Jean Perdu concordaria comigo: livrarias são lugares mágicos, excepcionais. Num shopping, é um dos únicos lugares que consegue despertar-me à atenção, além, é claro, daquela bendita praça de alimentação, com o seu Burguer King e os seus dois Whopper’s a R$ 15 reais. Gosto de ir à livraria. Sempre que possível, despeço-me de minha esposa à porta da ‘forevertuenriuân’,- aqui, leia-se a loja de departamentos Forever21 -  o seu equivalente ao nirvana particular, e deixo-me perder entre os grandes, às grandes estórias: guerras, intrigas, devassidão, amores perdidos e conquistados. Poderia passar horas ali, dias. Em meus devaneios, vejo-me com um travesseiro, um edredom, lanterna e o silêncio de um shopping já às escuras, aprecio, então, o prazer de estar ali, apenas folheando, respirando o mesmo ar de Imortais, numa espécie de “bálsamo especial para alma”. Passo a enxergar, de certa maneira, a “liberdade com asas de papel”.
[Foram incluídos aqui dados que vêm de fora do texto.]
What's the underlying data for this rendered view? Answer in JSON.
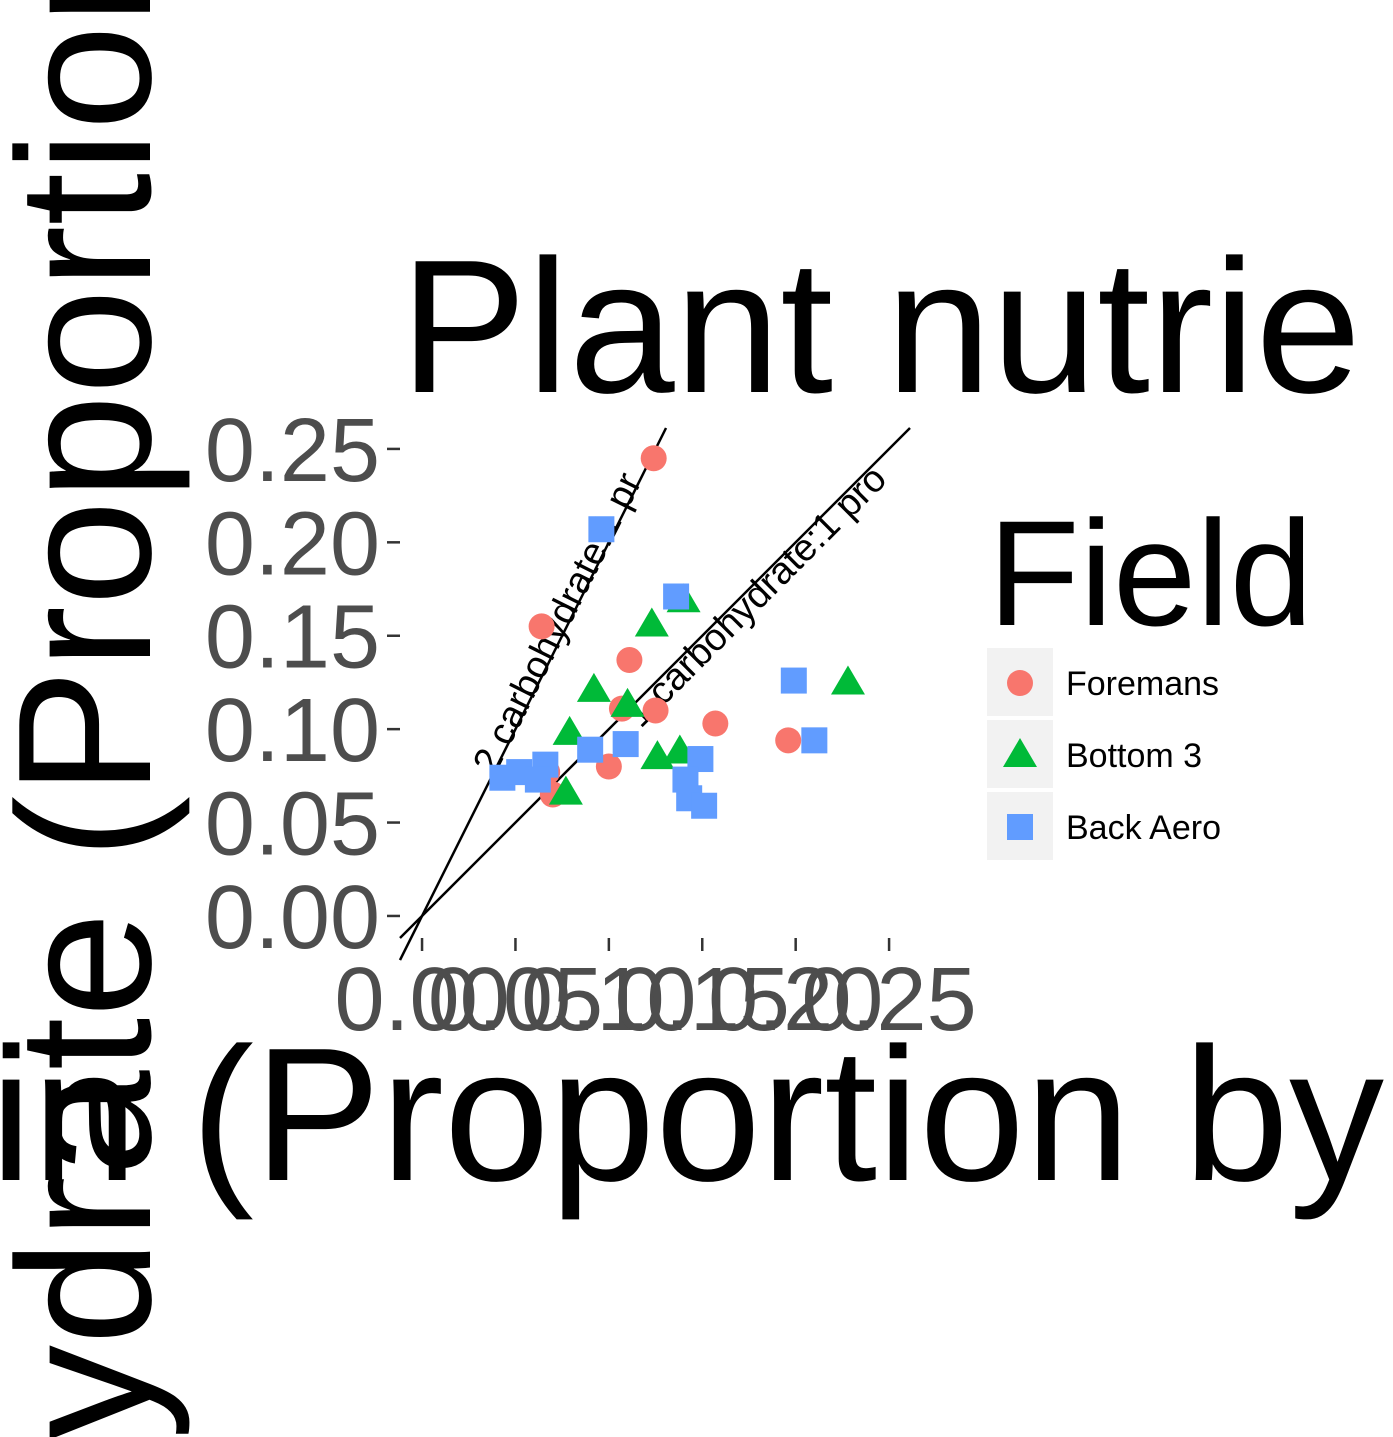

Em lugares assim, coisas mágicas e excepcionais geralmente acontecem. Lá estava eu, apreciando, de forma distraída, uma nova edição do livro escrito pela J.K. Rowling, um tal de Harry Potter, conhecem? Uma mulher me interrompe. Aparentemente nervosa, com o livro ‘Os contos de Beedle, o Bardo’, na mão, dá início a um diálogo estranho e encantador. “Oi, tudo bem? Não queria te atrapalhar e já estou te atrapalhando, ai, meu Deus”, começou a senhora. Ainda tentando entender o que acontecia ali, ela prosseguiu. “Eu vi você folheando esse livro e gostaria de uma ajuda: meu filho tem 13 anos e precisa ler um livro para a escola. Você pode me ajudar a escolher alguma coisa pra ele?”
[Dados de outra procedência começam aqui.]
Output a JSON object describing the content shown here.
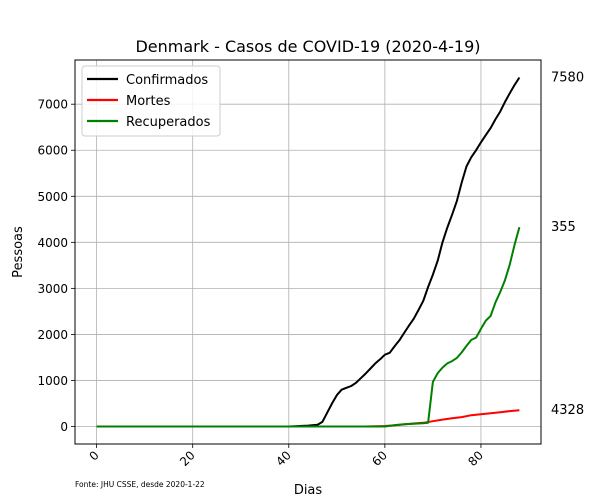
{
  "chart_data": {
    "type": "line",
    "title": "Denmark - Casos de COVID-19 (2020-4-19)",
    "xlabel": "Dias",
    "ylabel": "Pessoas",
    "xlim": [
      -4.5,
      92.5
    ],
    "ylim": [
      -380,
      7960
    ],
    "xticks": [
      0,
      20,
      40,
      60,
      80
    ],
    "yticks": [
      0,
      1000,
      2000,
      3000,
      4000,
      5000,
      6000,
      7000
    ],
    "grid": true,
    "legend_position": "top-left",
    "footnote": "Fonte: JHU CSSE, desde 2020-1-22",
    "end_labels": [
      "7580",
      "4328",
      "355"
    ],
    "series": [
      {
        "name": "Confirmados",
        "color": "#000000",
        "x": [
          0,
          40,
          44,
          46,
          47,
          48,
          49,
          50,
          51,
          52,
          53,
          54,
          55,
          56,
          57,
          58,
          59,
          60,
          61,
          62,
          63,
          64,
          65,
          66,
          67,
          68,
          69,
          70,
          71,
          72,
          73,
          74,
          75,
          76,
          77,
          78,
          79,
          80,
          81,
          82,
          83,
          84,
          85,
          86,
          87,
          88
        ],
        "y": [
          0,
          0,
          20,
          40,
          100,
          300,
          500,
          680,
          800,
          840,
          880,
          950,
          1050,
          1150,
          1260,
          1370,
          1460,
          1560,
          1600,
          1740,
          1870,
          2030,
          2190,
          2340,
          2530,
          2730,
          3030,
          3300,
          3600,
          4000,
          4320,
          4600,
          4900,
          5300,
          5650,
          5850,
          6000,
          6170,
          6330,
          6480,
          6670,
          6840,
          7050,
          7240,
          7420,
          7580
        ]
      },
      {
        "name": "Mortes",
        "color": "#ff0000",
        "x": [
          0,
          56,
          58,
          60,
          62,
          64,
          66,
          68,
          70,
          72,
          74,
          76,
          78,
          80,
          82,
          84,
          86,
          88
        ],
        "y": [
          0,
          0,
          5,
          10,
          25,
          45,
          65,
          80,
          115,
          150,
          180,
          205,
          245,
          265,
          290,
          310,
          335,
          355
        ]
      },
      {
        "name": "Recuperados",
        "color": "#008000",
        "x": [
          0,
          60,
          62,
          64,
          66,
          68,
          69,
          70,
          71,
          72,
          73,
          74,
          75,
          76,
          77,
          78,
          79,
          80,
          81,
          82,
          83,
          84,
          85,
          86,
          87,
          88
        ],
        "y": [
          0,
          0,
          30,
          50,
          60,
          70,
          80,
          970,
          1160,
          1280,
          1370,
          1420,
          1490,
          1610,
          1750,
          1880,
          1930,
          2120,
          2300,
          2400,
          2690,
          2920,
          3180,
          3520,
          3950,
          4328
        ]
      }
    ]
  }
}
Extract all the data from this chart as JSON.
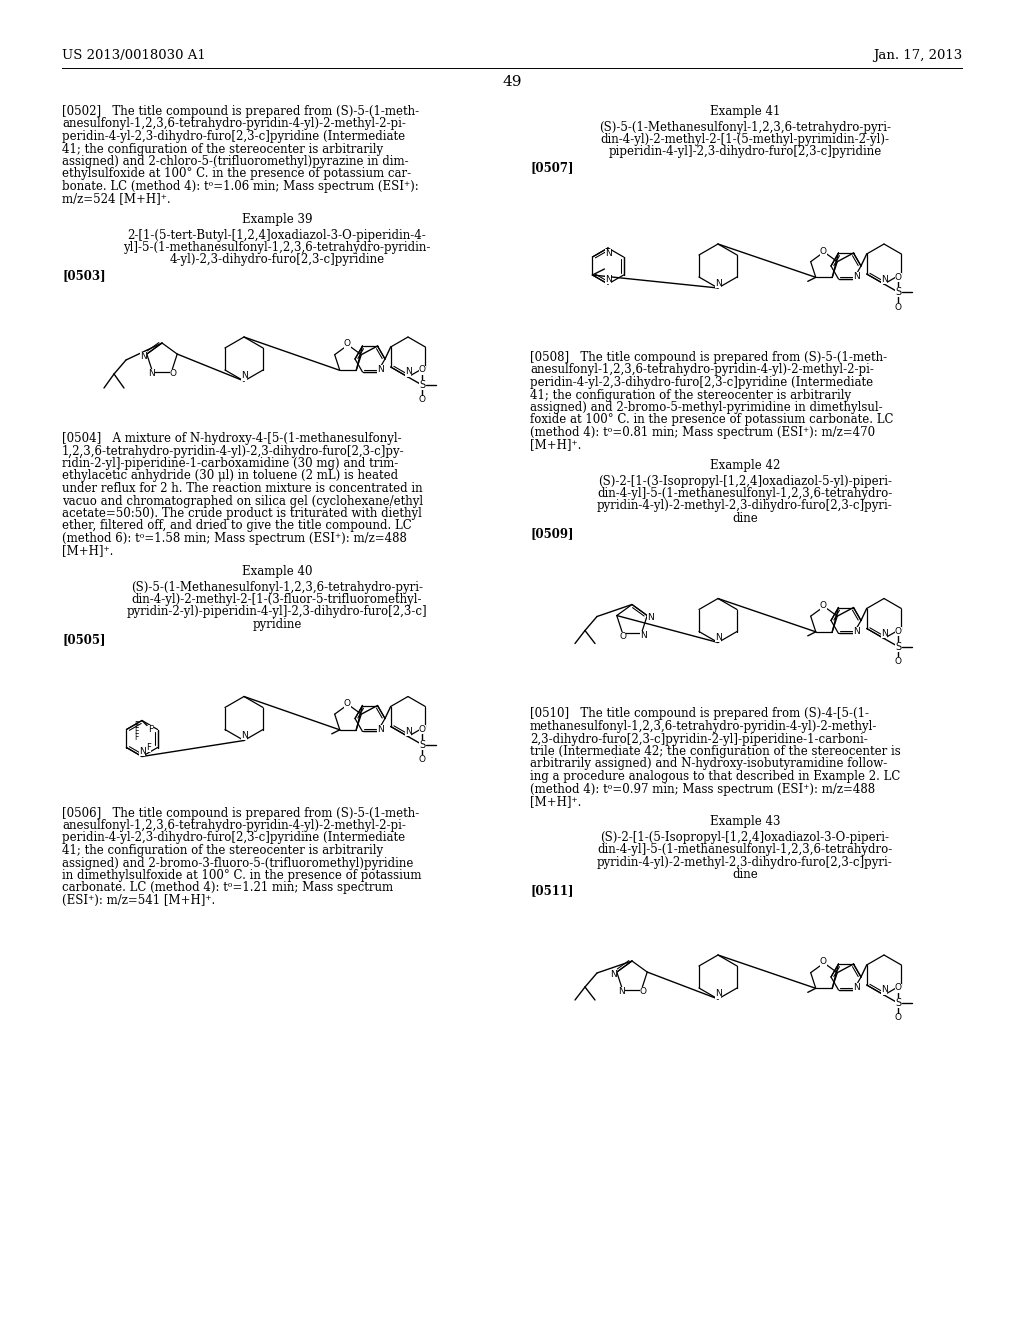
{
  "background_color": "#ffffff",
  "header_left": "US 2013/0018030 A1",
  "header_right": "Jan. 17, 2013",
  "page_number": "49"
}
Não sei porquê, mas de repente, um branco acometeu-me: não sabia o que responder. Nomes como García Márquez e até Dostoievsky povoaram minha mente: mas porra! Quem lê Irmãos Karamazov aos 13 anos de idade? Deixei de prestar atenção a ansiedade da mulher. Regressei aos meus primeiros livros lidos, à minha ‘infância’ literária. Obras e comentários acerca me preenchiam. “Senhor dos Anéis? Chato demais, quase ninguém sobrevive ao Tom Bombadil, muito menos um adolescente e o seu trabalho de escola”.  “André Vianco? Violento demais. Se bem que, na idade dele, eu já atropelava senhoras no GTA: Vice City”.
Penso em King, pulo, então, para Pullman. Passo por Asimov e até mesmo Palahniuk. Já exausto, ilumina-me um trecho e diversas sensações. “As flores estão no chão, de onde não vemos o que de bom nos aguarda”. De supetão, um sobrenome se forma em meus lábios, e finalmente chego ao tema originalmente protagonista destas linhas: Matthew Quick, e aqui falo de um dos meus, e tenho muitos, escritores preferidos.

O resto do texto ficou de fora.